Importantly, the produced film, having a thickness of about 10 nanometer, indeed showed uniform two-dimensional morphology. Mori and colleagues also noted that the sheets were highly porous — pore sizes were about 20 to 30 nanometer.

The researchers attribute the success of their approach to the role of the intermolecular interactions between the CPPhen molecules; applying the same procedure to molecules containing elements of the CPPhen structure did not lead to the formation of planar carbon sheets.

The scientists also explored the synthesis of nitrogen-doped carbon sheets with their carbonization method. Mixing CPPhen with pyridine, a nitrogen-containing compound, before dripping it onto the vortex air–water interface, resulted in sheets with high nitrogen content — Mori and colleagues assume the pyridine molecules were trapped within the CPPhen molecules or between them during carbonization. The electrical conductivity of the nitrogen-doped carbon sheets was significantly higher than that of the undoped ones, which is promising for applications. Indeed, the scientists conclude that this “would allow the utilization of nitrogen-doped carbon nanosheets as highly efficient catalysts for oxygen-reduction reactions for high-performance fuel cells.”

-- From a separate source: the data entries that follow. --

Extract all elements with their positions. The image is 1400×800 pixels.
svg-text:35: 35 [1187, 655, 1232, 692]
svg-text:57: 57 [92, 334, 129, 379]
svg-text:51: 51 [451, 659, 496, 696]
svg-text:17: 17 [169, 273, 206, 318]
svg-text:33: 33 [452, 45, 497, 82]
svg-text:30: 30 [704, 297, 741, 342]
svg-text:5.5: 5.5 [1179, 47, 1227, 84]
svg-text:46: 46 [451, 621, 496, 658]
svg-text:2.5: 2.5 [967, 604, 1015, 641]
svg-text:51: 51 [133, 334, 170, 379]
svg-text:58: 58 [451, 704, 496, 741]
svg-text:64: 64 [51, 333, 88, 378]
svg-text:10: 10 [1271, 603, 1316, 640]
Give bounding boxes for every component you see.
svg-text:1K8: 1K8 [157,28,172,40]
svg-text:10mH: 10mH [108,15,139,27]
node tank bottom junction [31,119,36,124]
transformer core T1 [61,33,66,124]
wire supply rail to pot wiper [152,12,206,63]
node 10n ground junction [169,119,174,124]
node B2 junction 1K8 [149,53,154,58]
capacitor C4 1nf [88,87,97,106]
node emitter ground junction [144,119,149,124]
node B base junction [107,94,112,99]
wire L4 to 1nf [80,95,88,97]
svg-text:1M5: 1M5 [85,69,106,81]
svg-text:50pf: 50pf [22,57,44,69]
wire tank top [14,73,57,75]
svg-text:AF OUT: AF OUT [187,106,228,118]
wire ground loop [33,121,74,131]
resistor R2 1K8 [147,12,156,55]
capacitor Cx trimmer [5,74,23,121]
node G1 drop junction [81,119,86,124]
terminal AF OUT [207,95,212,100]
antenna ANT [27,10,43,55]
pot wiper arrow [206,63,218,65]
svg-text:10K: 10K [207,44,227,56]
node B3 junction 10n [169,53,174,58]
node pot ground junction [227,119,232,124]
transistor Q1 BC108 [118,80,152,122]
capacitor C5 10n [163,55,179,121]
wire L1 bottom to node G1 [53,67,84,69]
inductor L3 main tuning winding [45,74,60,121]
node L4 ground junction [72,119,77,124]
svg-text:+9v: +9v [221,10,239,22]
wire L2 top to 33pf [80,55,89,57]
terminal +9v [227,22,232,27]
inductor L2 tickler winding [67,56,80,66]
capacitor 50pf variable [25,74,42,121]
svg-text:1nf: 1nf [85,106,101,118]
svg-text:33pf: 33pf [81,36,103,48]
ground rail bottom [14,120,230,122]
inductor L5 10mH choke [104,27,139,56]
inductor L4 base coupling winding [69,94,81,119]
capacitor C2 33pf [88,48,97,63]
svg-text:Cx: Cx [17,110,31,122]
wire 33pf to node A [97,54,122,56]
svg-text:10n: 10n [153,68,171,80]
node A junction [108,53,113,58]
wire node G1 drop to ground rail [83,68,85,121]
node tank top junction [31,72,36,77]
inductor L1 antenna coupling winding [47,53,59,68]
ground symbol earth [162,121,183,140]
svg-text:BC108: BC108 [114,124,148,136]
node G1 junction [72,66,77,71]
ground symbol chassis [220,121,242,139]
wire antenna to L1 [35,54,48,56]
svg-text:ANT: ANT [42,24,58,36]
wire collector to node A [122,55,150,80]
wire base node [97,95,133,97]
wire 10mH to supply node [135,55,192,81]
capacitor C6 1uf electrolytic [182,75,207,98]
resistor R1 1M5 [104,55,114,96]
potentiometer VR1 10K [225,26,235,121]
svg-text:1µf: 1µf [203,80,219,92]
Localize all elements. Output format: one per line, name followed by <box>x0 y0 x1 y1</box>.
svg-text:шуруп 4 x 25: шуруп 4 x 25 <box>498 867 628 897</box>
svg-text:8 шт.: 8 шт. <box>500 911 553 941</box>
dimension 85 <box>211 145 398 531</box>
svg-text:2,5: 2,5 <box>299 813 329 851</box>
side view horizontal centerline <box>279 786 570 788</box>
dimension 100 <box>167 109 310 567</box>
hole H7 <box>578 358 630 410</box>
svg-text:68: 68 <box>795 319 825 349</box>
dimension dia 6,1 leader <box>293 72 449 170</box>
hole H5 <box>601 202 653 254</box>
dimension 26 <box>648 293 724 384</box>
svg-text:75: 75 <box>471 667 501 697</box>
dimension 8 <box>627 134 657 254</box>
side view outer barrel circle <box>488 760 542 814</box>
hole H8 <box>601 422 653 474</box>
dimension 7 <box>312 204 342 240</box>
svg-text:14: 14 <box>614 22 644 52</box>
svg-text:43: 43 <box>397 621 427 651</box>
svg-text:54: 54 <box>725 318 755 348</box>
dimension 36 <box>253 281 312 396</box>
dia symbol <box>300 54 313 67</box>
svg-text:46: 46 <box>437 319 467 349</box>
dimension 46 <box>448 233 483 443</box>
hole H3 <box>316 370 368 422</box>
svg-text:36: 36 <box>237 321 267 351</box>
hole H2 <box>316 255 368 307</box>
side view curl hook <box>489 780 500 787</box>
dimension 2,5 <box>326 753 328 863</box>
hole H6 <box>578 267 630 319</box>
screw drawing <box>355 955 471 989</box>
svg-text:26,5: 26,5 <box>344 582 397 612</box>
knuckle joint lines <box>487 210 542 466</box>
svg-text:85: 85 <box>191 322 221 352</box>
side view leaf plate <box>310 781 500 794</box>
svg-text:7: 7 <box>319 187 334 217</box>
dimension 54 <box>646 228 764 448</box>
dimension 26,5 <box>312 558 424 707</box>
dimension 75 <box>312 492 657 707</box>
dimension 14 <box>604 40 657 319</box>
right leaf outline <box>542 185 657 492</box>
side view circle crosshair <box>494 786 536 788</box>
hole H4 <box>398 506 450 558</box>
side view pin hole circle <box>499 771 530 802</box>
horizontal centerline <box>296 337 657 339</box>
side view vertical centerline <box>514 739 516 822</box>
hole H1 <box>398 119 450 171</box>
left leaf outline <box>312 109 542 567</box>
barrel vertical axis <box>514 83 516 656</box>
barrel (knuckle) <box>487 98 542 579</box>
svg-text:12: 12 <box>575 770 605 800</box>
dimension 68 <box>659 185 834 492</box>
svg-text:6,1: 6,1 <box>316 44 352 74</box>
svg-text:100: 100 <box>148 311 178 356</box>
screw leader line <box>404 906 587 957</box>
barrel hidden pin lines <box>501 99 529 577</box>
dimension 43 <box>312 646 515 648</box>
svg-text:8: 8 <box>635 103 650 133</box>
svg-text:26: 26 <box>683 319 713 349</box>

“Carbon Nanosheets by Morphology-Retained Carbonization of Two-Dimensional Assembled Anisotropic Carbon Nanoring”
Taizo Mori, Hiroyuki Tanaka, Amit Dalui, Nobuhiko Mitoma, Kengo Suzuki, Mutsuyoshi Matsumoto, Nikhil Aggarwal, Archita Patnaik, Somobrata Acharya, Lok Kumar Shrestha, Hirotoshi Sakamoto, Kenichiro Itami, Katsuhiko Ariga
Journal : Angew. Chem. Int. Ed. 57, 9679-9683 (2018).